You may have seen my byline here a few times, but I am sure I have never said much about my background.
But as is happens, I run a marketing organization called Impact Analytics (www.impactanalytics.com). We specialize in “aggressive” email marketing, which means that we might send as many as several emails per day (between news content and advertising) to an ever-shifting email base. Our clients send over 5 billion emails per year, 100% legal opt-in, NOT spam.
Small businesses can benefit greatly from email marketing, and it is surprisingly easy.
First, let’s distinguish between two different kinds of lists. You may have one or both.
Customer List – These are people who are your current customers, who have purchased some from you. And they will be worth several times their last purchase in the future, because you and EVERY experienced small business person know that it is much easier to sell to your existing customers than it is to acquire a new customer.
Treat these folks with kid gloves, like family, you want to be very careful that they do not unsubscribe from your list.
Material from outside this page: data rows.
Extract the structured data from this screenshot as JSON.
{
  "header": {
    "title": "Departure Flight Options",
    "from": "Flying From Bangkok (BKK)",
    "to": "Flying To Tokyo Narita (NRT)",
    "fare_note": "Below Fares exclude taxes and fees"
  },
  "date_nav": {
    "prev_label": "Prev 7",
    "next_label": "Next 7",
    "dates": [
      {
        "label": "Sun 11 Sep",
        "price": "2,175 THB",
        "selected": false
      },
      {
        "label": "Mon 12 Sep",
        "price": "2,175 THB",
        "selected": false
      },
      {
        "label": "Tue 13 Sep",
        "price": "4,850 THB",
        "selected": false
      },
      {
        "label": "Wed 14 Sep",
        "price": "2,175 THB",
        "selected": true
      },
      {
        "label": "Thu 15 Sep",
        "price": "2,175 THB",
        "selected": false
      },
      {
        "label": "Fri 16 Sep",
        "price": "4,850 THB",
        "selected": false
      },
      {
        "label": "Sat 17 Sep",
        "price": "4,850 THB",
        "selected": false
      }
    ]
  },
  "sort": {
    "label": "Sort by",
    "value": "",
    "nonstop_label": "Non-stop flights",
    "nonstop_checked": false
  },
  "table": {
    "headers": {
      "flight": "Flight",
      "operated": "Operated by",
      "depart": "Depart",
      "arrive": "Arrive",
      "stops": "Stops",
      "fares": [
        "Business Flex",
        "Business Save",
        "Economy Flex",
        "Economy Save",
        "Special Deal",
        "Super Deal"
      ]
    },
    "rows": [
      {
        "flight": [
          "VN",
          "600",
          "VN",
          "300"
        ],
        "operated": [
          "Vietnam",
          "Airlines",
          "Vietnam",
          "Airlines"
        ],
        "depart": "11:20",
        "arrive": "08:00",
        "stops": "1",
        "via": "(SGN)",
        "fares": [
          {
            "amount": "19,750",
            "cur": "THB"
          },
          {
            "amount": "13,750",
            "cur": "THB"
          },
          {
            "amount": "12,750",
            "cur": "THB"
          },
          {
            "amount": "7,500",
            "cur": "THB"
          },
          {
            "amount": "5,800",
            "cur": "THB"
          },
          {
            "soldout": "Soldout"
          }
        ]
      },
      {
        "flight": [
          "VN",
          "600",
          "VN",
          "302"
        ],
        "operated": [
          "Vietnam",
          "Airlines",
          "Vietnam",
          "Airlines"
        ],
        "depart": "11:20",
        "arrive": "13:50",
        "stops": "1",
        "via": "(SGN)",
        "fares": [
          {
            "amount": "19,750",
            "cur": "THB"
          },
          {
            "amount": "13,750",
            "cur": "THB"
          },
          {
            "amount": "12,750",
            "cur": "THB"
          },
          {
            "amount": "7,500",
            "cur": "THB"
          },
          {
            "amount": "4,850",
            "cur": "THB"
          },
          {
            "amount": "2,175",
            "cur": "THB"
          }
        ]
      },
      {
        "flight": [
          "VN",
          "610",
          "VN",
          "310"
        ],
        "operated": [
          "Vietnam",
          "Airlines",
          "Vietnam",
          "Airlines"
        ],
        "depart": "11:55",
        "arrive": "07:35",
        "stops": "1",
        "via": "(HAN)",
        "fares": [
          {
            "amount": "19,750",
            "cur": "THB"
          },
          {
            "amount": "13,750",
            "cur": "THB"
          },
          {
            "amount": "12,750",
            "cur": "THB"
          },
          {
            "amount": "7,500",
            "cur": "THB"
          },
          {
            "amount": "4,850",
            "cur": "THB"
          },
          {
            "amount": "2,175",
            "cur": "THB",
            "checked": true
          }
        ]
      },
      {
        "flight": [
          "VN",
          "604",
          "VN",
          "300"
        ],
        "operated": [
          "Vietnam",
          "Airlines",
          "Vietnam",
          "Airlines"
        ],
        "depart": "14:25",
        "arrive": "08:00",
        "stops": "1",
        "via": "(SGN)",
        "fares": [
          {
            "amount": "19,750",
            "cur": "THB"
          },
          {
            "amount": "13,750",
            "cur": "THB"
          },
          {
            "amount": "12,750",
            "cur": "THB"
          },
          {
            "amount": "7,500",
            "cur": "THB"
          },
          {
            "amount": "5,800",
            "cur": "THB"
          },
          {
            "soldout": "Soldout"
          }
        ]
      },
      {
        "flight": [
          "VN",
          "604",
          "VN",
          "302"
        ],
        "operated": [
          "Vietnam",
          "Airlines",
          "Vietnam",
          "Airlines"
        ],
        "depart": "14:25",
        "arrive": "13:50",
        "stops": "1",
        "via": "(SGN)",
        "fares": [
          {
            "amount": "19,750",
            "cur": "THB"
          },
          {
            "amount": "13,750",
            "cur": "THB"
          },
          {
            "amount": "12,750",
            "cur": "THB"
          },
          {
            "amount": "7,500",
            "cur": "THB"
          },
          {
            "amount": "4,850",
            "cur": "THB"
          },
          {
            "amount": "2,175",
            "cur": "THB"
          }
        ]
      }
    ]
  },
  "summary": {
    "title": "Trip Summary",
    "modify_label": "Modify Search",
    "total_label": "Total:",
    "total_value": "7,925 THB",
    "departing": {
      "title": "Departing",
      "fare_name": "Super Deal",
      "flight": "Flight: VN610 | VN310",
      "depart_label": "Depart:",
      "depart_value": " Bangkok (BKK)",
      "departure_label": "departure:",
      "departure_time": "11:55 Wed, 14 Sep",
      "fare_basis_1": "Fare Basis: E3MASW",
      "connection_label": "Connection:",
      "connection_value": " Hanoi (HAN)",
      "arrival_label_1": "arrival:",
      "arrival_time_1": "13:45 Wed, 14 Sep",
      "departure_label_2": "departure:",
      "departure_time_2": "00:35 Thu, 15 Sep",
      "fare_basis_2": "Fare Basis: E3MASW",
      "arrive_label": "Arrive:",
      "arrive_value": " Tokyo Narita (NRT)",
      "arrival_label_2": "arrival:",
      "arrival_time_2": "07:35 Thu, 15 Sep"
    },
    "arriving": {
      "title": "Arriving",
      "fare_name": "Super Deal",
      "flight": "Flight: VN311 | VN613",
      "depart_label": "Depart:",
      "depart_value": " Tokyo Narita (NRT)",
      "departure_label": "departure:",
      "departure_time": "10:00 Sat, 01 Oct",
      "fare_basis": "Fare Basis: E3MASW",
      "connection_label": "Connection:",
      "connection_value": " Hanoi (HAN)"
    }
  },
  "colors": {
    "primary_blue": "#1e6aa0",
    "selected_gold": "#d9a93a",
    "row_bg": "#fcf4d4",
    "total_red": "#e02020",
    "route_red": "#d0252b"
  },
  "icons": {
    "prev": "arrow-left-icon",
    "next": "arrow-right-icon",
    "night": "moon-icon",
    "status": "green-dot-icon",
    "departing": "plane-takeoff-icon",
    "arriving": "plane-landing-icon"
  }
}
Only send information to them that will benefit them. Don’t send too often, make them glad to hear from you. You may even consider sending an “insiders” newsletter that speaks to their needs. Content is everything, easy on the solicitations.
Marketing List – These are leads that come in from people who are not your customers yet. The emails could be people coming from your website, Facebook page or other lead generation activities.
You want to hit them hard with offers they can take advantage of. Your best shot of converting a lead into a customer is in the first couple of weeks. Even a small purchase, even a purchase at a LOSS is good if you have a mature process for upselling them later. Unlike emails on your customer list, emails on marketing lists are easy to replace. If they unsubscribe at high rates, just get more. Understand your ROI calculations, cost per lead vs lifetime value of a lead.
You may find that it is worthwhile to extend your relationship with these folks. You can do this by publishing an occasional newsletter, and sending your sales information as part of the email. If you are hardcore, you can start a relevant news site and send out content every day (one our Impact Analytics‘ specialties). It is a “reciprocity” process — if you provide good content, then your email list will tolerate a higher level of sales pitch. Try to keep the ratio no higher than one to one.
Some other tips:
Small lists – If you have a small list, say less than 10,000 and you only want to send a couple of times per month, try Mail Chimp. It is easy to use, has a number of great templates, and is cost effective.
Aggressive lists – If you want to be more aggressive, sending an email every day, Mailchimp will kick you out, since they are very sensitive to aggressive programs. You will need a more specialized email platform. We use DMS (www.dmsgs.com), which gives you many options you will need, include dedicated IP addresses, reputation management, registration of your name in various whitelisting programs and much more. You will need this kind of support to run a truly aggressive program, but the rewards are huge.
We had a customer a few years ago (I can’t share current data, but we have current stories equally spectacular), who was earning over $400,000 per MONTH from a list of about 500,000.
List Rental – If you have a decent budget and want a lot of leads very quickly or want to acquire a great many new customers in a short time, you may consider “renting” a list. Renting simply means that you pay a fee to send your advertising through someone else’s lead list.
However, you must be very careful with this since there are a lot of people trying to rent essentially dead lists. To remedy this (if you have no one to trust), you may want to consider a CPA arrangement. CPA means cost per “action” which could mean that the list owner is compensated based on sales generated to you. Later when you have confidence in the list you can rent CPM, or cost per thousand, and get a better rate.
We use a company called Emailabilities (www.emailabilities.com). These are folks who work with some of the biggest and some of the smallest names in the business, and who are intent on developing long term relationships. We have known the people there for over 14 years, and trust them implicitly.